BEEF VEGETABLE STIR-FRY
If you do your prep work ahead of time, this Beef Vegetable Stir-Fry will only take a few minutes to put together. This stir-fry has everything you need for a weekday meal: tender beef, crisp vegetables, and a perfectly seasoned sauce (the right amount and the right consistency!).
The main ingredient in this meal is Chinese bok choy. “Beef with bok choy” used to be a standard menu dish at traditional Chinese restaurants. Although this dish was based on that dish, any other vegetables you have in your fridge can be added to it—carrots and celery are two of my favorites, as are peppers, snow peas, mushrooms, onions, and whatever else you can find in your pantry or freezer.
Although we used bok choy, bunashimeji mushrooms, and whole snap peas, there is a great deal of flexibility and simplicity to this recipe.
Bok choy is well-known for its crunch, sweetness, and health benefits, but few people are aware of the wide range of types available. Bok choy comes in a variety of textures and flavors.
For this beef and vegetable stir-fry, or any other type of stir-fry, preparation is crucial! I recall when Judy and I were juggling work, family, housework, and meal prep while raising Sarah and Kaitlin. It was exhausting, if not impossible!
I used to prepare at least two plates each of sliced veggies and marinated meat the night before the week began in order to make dinners easier.
They would be neatly arranged in the refrigerator and ready to go when the wok arrived. Next, I’d start the rice in the rice cooker, and when the rice was about done, I’d heat up my wok and stir-fry the rice. Soon after, we’d have a hearty meal of bok choy and rice with hot beef, the perfect comfort food after a long day exploring the “forest.”
If you’re wondering if you can use pork, chicken, or tofu instead, the answer is yes. Ultimately, you’ll have a nutritious weekday dinner that will help you wind down your day!
BEEF AND MARINADE:
- 12 ounces of flank steak
- 2 teaspoons of vegetable oil
- 1 teaspoon of water
- 1 teaspoon of cornstarch
- ¼ teaspoon of baking soda
REST OF THE DISH:
- 250g of washed and drained bok choy, cut into 1×3-inch pieces
- 50g of washed and drained Bunashimeji or Beech mushrooms
- 65g of washed and drained sugar snap peas or snow peas
- 3 tablespoons of canola oil
- 2 teaspoons of light soy sauce
- 1 teaspoon of dark soy sauce
- 1 tablespoon of oyster sauce
- 2 cloves of finely minced garlic
- 1 tablespoon of Shaoxing wine
- 2 teaspoons of cornstarch
- ½ cup of warm water or beef stock
- ¼ teaspoon of sesame oil
- ¼ teaspoon of sugar
- ½ teaspoon of minced ginger
- Mix the marinade ingredients with the beef and set it aside for 30 minutes or overnight, depending on how long you want it to marinate. Set aside your vegetables for now.

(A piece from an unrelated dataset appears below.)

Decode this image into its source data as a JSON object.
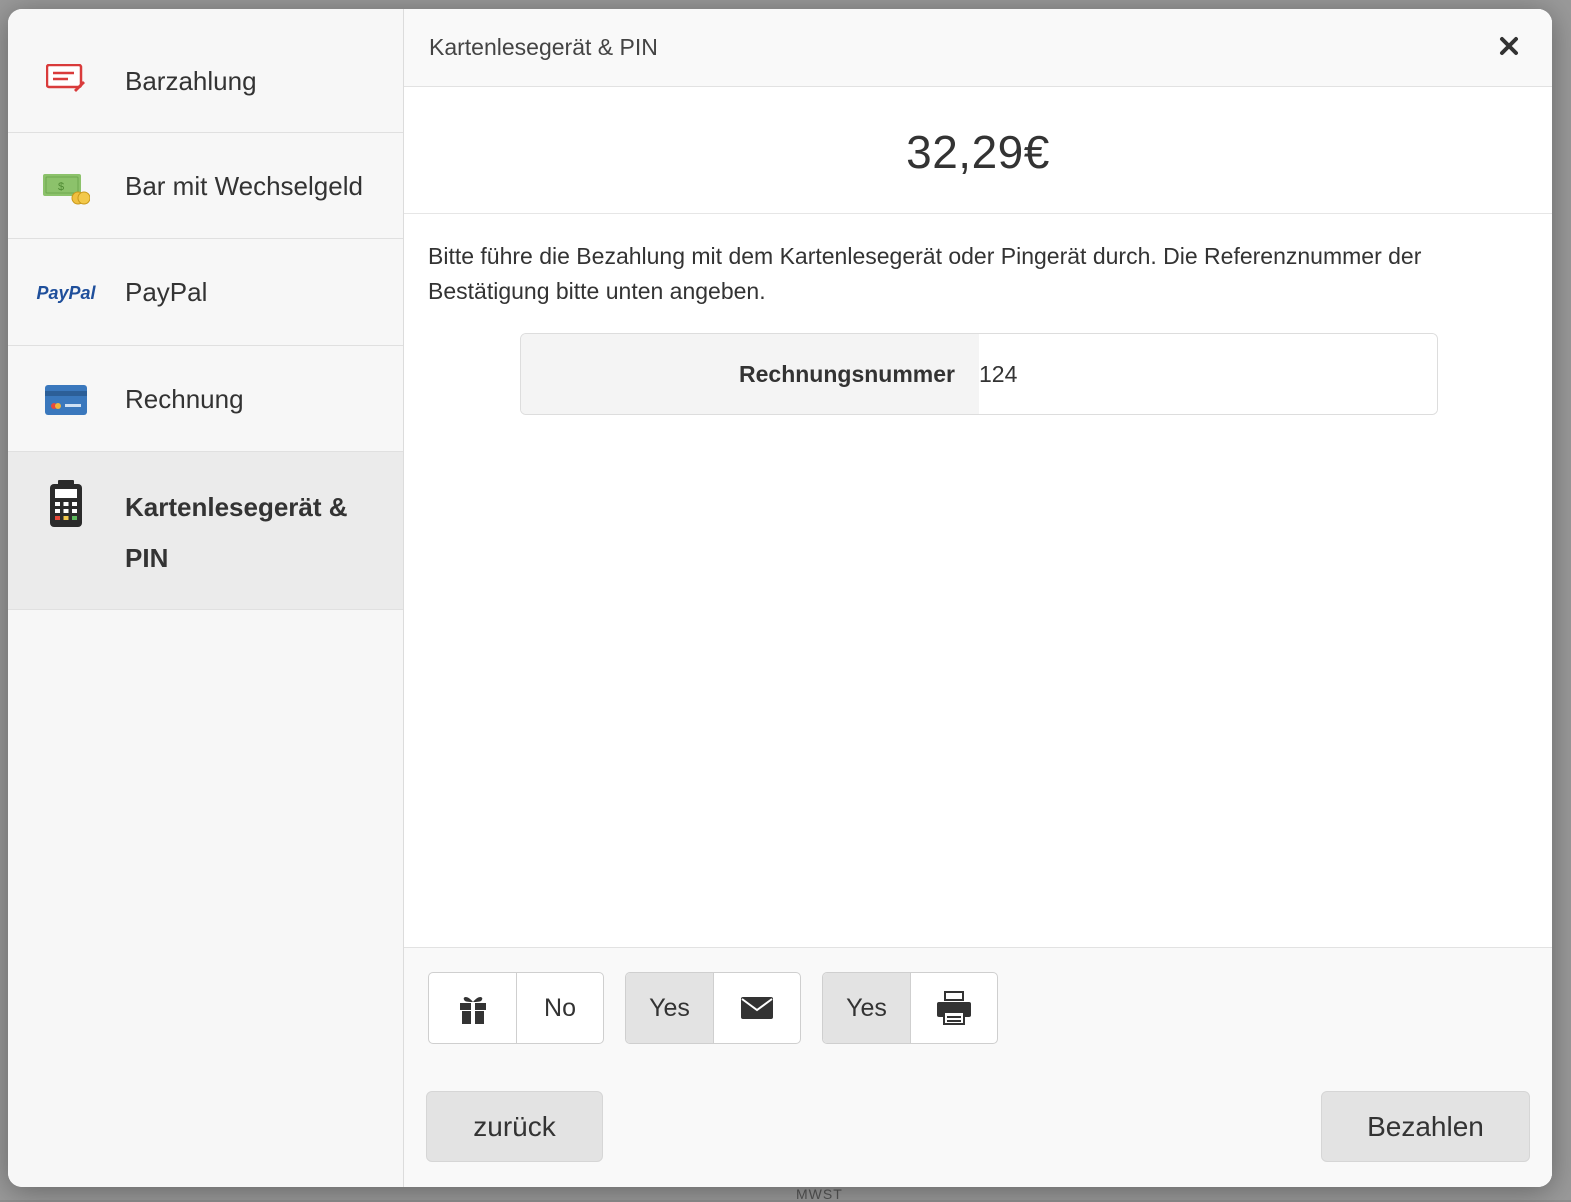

- The water (or beef stock, if using), sesame oil, soy sauces, oyster sauce, and sugar should be mixed in a small dish and stored in an airtight container.
- Spread 2 tablespoons of oil over the rim of your wok and heat it to high heat. Using a metal spoon, spread the meat evenly in the wok once the oil and the wok have started to smoke. 30 seconds of broiling time is sufficient. After 30 seconds, rotate the steak so that the uncooked sides are seared. That means the beef should be roughly 80% done. Remove the steak from the pan and return it to the marinade.
- In a wok, heat 1 tablespoon of oil over medium-high heat and add the ginger. Add the garlic and cook for another 10 seconds before finishing the dish. Add the mushrooms and cook for an additional 15 seconds, stirring frequently, to ensure a good sear. Shaoxing wine can be added to the mixture.
- Add the bok choy and snap peas and cook for an additional 20 seconds over high heat, or until the bok choy starts to wilt. Stir in the steak and the sauce combination you’ve made ahead of time. Everything should be gathered in the middle of the wok.
- The sides of the wok begin to super-heat as the mixture returns to a simmer. In order to achieve an authentic wok hay flavor, stir-fry everything in a circular motion so that the beef and vegetables touch the wok’s sides.
- Pour the cornstarch slurry into the middle of the wok and continue to swirl while doing so. The sauce will thicken quickly, so work quickly to combine the beef and vegetables in the sauce for another 20 seconds. No sauce should be left on the plate; instead, the beef and vegetables should be coated in the sauce and stick to each other like glue. If you prefer a saucier stir-fry, increase the stock, salt, or soy sauce to taste. This is the traditional restaurant version.
- Immediately remove the beef and vegetable stir-fry from the fire and transfer it to your serving plate; you can even dish it out on a bed of rice for a terrific one-plate supper. Have some fun right away. Of course, you already know this, so we won’t tell you again.